Conflit bancaire au Liban : la loi du gap est-elle ignorée ?
Le ministre des Finances Yassine Jaber et l'ABL discutent de la loi Gap et des effets de la crise bancaire au Liban le 19 novembre 2025.

Conflit bancaire au Liban : la loi du gap est-elle ignorée ?
Hier, une importante réunion a eu lieu entre le ministre libanais des Finances Yassine Jaber et l'Association des banques du Liban (ABL). Le sujet explosif de la loi sur les lacunes, qui constitue un défi pour le pays, a été au centre des discussions. Les discussions ont porté sur la nécessité de combler les écarts entre les banques, l'État libanais et la Banque du Liban. Beaucoup espèrent une solution rapide, mais la situation de la dette reste oppressante et non résolue.

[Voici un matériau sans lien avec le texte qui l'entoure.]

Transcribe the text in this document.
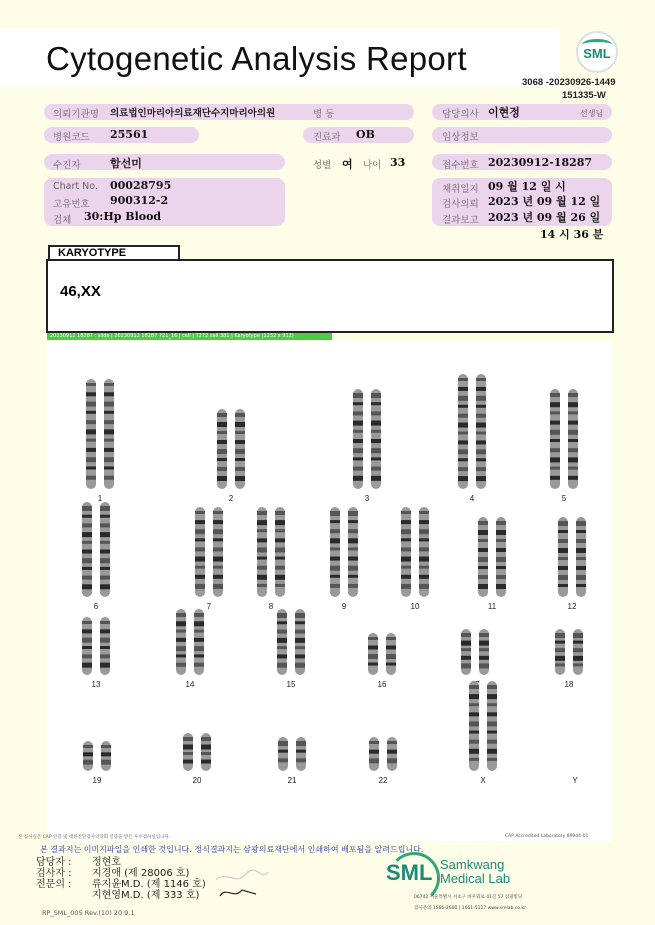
Cytogenetic Analysis Report	SML
3068 -20230926-1449
151335-W
의뢰기관명 의료법인마리아의료재단수지마리아의원	병 동	담당의사 이현정	선생님
병원코드 25561	진료과 OB	임상정보
수진자	함선미	성별 여 나이 33	접수번호 20230912-18287
Chart No. 00028795
고유번호 900312-2
검체 30:Hp Blood
채취일지 09 월 12 일 시
검사의뢰 2023 년 09 월 12 일
결과보고 2023 년 09 월 26 일
14 시 36 분
KARYOTYPE
46,XX
20230912 18287 : slide | 20230912 18287 721_16 | cell | T272 cell 381 | Karyotype (1232 x 912)
1	2	3	4	5
6	7	8	9	10	11	12
13	14	15	16	18
19	20	21	22	X	Y
본 검사실은 CAP 인증 및 대한진단검사의학회 인증을 받은 우수검사실입니다.	CAP Accredited Laboratory 89944-01
본 결과지는 이미지파일을 인쇄한 것입니다. 정식결과지는 삼광의료재단에서 인쇄하여 배포됨을 알려드립니다.
담당자 : 정현호
검사자 : 지경애 (제 28006 호)
전문의 : 류지윤M.D. (제 1146 호)
지현영M.D. (제 333 호)
RP_SML_005 Rev.(10) 20.9.1
SML Samkwang
Medical Lab
06742 서울특별시 서초구 바우뫼로 41길 57 삼광빌딩
검사문의 1566-2600 | 1661-5117 www.smlab.co.kr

La réunion était une tentative de désamorcer la situation tendue après qu'une vive dispute ait éclaté lors d'une réunion précédente. Même si l'ambiance était moins tendue, il est apparu clairement que la convergence sur la loi du gap et la restructuration du secteur bancaire était encore loin. Pour beaucoup, la crise actuelle reste un problème SYSTÉMIQUE, même si l’État libanais ne l’aborde pas dans ses textes juridiques.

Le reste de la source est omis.